South Africa’s socio-economic state clearly defines that every business in South Africa needs to contribute to the community or environment they trade in.

Corporate Social Investment has become a strange, expensive and non-influential exercise to many companies and SMME’s and now seems to hit confusion after analyzing the impact in our “Rainbow nation”.

After two weeks of evaluating the impact twelve different CSI projects had in twenty-four different communities across South Africa, it was surprising to experience the loss of impact due to basic needs not identified and the education of changed perspectives that currently form a huge wall between communities.

The Rainbow nation brand concept subconsciously still manifests the difference in race, culture and even geographic boundaries that naturally form barriers when sustainability is measured after the completion of a corporate social investment project.

What do you see when you read or hear the term “rainbow”? A multicolor, bright spectacle of different colours? Each colour perfectly divided with a thin line to form one idealistic goal, to (metaphorically) find a pot of gold?

Today’s South Africa needs to be colourblind and have to reach out to one another.

Communities need to take hands and appreciate each person’s role, contribution, resource and impact before any investment can be made.

We need to manifest an ownership principle in order to build sustainability and growth in this important process of integration to ultimately improve social economic development.

Our research outlines the following important steps when planning a businesses’ corporate social investment strategy.

STEP 1:          EDUCATE THE CORRECT LANGUAGE

Communities and even people inside the micro-environment are not educated to use correct terminology when they refer to certain groups of people. This can lead to automatic tension and barriers before your business even invests financially or using the voluntary method of contribution.

Educate your staff and all role-players not to use words that classify colour (black, white, coloured etc.), religion or culture (Afrikaner, Muslim, and Indians etc.) or even geographical labeled terms (rural area, less-fortunate community, location etc.). You need to set an example of integration in the way you talk.

Your brand will earn respect and you will be able to base any CSI project on sustainable values that can change the lives of people with economic empowerment as core result.

STEP 2:          IDENTIFY AND PRIORITISE INSPIRED NEEDS

Is your project based on what you think the community needs, or is it based on in-depth research that identify and prioritise the community’s needs in relation to economic development?

The ownership principle can only have an effect if the involvement of the invested CSI project relates to the real needs of the community. The solutions to these needs can sometimes be simple like time, forums and support or advice rather than money or capital.

Listen and prioritise – before you invest.

STEP 3:          UTILISE MAXIMUM ROLEPLAYERS

Successful CSI projects are projects that mobilise the entire community. All role-players (households, government, community leaders, schools, clubs, business sector and your employees) must be identified and listed against their skills, assets or value added contribution offered in participation.

Recognition of these role-players skills and value towards the project give them self-respect and a sense of ownership that will multiply the sustainability factor.

STEP 4:          STRATEGISE AND IMPLEMENT SUSTAINIBILITY

Ask yourself the question: Will this CSI project grow and be socially sustainable even after withdrawal as partner to the project?
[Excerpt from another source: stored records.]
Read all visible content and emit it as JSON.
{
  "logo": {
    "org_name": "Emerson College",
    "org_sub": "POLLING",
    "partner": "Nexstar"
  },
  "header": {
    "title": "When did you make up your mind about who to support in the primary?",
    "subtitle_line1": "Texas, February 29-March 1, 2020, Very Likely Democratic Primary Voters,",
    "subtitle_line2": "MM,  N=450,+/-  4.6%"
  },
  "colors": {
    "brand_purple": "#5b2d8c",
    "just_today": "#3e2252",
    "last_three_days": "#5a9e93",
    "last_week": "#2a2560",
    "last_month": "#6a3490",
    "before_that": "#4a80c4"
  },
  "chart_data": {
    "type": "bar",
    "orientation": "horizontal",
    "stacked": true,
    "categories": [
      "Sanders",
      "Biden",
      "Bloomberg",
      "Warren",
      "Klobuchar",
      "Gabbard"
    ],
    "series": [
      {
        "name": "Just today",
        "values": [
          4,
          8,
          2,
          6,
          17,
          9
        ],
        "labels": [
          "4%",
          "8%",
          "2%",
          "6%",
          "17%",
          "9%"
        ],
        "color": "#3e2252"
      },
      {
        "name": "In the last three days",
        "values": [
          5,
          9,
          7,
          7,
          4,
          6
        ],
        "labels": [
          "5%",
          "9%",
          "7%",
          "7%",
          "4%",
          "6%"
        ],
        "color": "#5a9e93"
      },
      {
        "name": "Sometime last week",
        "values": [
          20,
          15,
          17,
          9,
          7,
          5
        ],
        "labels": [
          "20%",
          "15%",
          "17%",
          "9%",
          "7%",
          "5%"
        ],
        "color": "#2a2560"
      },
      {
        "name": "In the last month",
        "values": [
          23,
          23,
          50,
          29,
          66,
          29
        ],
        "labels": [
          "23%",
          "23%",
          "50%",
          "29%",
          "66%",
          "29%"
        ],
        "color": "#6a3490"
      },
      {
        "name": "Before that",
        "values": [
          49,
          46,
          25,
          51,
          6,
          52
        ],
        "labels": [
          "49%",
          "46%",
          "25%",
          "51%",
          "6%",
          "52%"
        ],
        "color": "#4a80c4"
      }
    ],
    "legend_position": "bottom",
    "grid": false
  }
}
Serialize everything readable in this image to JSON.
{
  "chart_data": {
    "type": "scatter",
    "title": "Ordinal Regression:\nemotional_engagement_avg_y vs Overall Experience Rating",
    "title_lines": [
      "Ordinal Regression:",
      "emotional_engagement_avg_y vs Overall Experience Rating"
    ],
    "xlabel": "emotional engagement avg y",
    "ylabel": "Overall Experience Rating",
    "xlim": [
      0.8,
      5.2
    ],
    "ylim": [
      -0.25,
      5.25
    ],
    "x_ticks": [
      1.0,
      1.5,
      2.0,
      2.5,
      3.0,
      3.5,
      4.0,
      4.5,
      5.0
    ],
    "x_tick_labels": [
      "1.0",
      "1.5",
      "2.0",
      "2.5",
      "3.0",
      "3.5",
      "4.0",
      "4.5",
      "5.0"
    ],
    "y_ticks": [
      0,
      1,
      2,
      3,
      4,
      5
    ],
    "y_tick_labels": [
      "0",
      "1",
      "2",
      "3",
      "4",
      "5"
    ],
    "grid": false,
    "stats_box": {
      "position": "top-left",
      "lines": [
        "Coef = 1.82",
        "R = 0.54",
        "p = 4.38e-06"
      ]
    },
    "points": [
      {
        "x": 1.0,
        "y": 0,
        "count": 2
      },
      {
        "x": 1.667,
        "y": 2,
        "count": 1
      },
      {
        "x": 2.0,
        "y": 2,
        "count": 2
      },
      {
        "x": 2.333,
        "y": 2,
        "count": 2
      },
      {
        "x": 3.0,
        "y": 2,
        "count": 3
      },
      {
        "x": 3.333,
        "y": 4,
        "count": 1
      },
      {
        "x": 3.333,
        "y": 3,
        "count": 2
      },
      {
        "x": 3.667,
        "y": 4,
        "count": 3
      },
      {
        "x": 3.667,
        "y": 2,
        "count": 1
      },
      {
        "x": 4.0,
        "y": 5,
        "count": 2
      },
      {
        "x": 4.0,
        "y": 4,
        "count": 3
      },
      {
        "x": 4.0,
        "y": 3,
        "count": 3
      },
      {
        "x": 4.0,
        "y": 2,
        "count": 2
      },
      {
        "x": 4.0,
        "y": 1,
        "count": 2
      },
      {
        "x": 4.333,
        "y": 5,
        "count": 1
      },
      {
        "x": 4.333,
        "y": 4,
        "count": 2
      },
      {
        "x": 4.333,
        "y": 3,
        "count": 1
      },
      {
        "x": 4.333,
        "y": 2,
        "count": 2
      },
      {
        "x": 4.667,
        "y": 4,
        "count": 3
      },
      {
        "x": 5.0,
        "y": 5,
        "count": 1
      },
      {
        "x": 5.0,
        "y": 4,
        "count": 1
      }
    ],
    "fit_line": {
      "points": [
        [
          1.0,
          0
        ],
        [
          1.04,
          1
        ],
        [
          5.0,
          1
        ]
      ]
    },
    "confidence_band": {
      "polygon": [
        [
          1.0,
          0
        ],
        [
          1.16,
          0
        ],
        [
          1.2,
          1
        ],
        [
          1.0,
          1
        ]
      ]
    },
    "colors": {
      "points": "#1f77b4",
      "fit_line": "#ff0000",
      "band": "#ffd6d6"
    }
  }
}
If your answer is not a confident, YES – re-align and develop a more effective creative project plan and strategy. The idea of social growth is the transfer of skills and implementation of growth to mobilise a community to sustainable economic contribution.

Allow enough space for education in your project plan and set clear and realistic KPI’s to all role-players in order to reach outcomes and guaranteed community empowerment.

STEP 5:          IMPLEMENT A DYNAMIC BRAND- AND MARKETING STRATEGY

The importance of brand awareness and integrated marketing strategy must not be underestimated in a CSI project. Creative brand strategies and brand awareness build client relationships and build hope and dreams for all role-players that participate in the project.

Captivating branding and a creative marketing strategy energizes participation and builds awareness for extended contribution and sustainable execution.

Translate your project into a marketable product that your brand can align with and that inspires to change the socio-economic environment of our country.

STEP 6:          MONITOR, EVALUATE AND ADJUST

Identify clear timelines and measurement tools to monitor and evaluate each contribution and phase of execution.

Continuously adjust the project guidelines in order to meet outcomes.

Report the identified measurement tools to your actual investment, calculating all values from volunteer work to all monetary values invested.

Spend time and effort in holistic reporting in order to educate your internal and external client. This report will serve multiple resources and will play an important part with decision-making when planning or analysing future CSI projects.

Our current economic situation urges (more than ever) the implementation of clever and well planned, monitored and evaluated corporate social investment.

We need CSI projects that are colourblind and speak the correct language.

We need an inspired language that builds respect, hopes and dreams for a united better South Africa.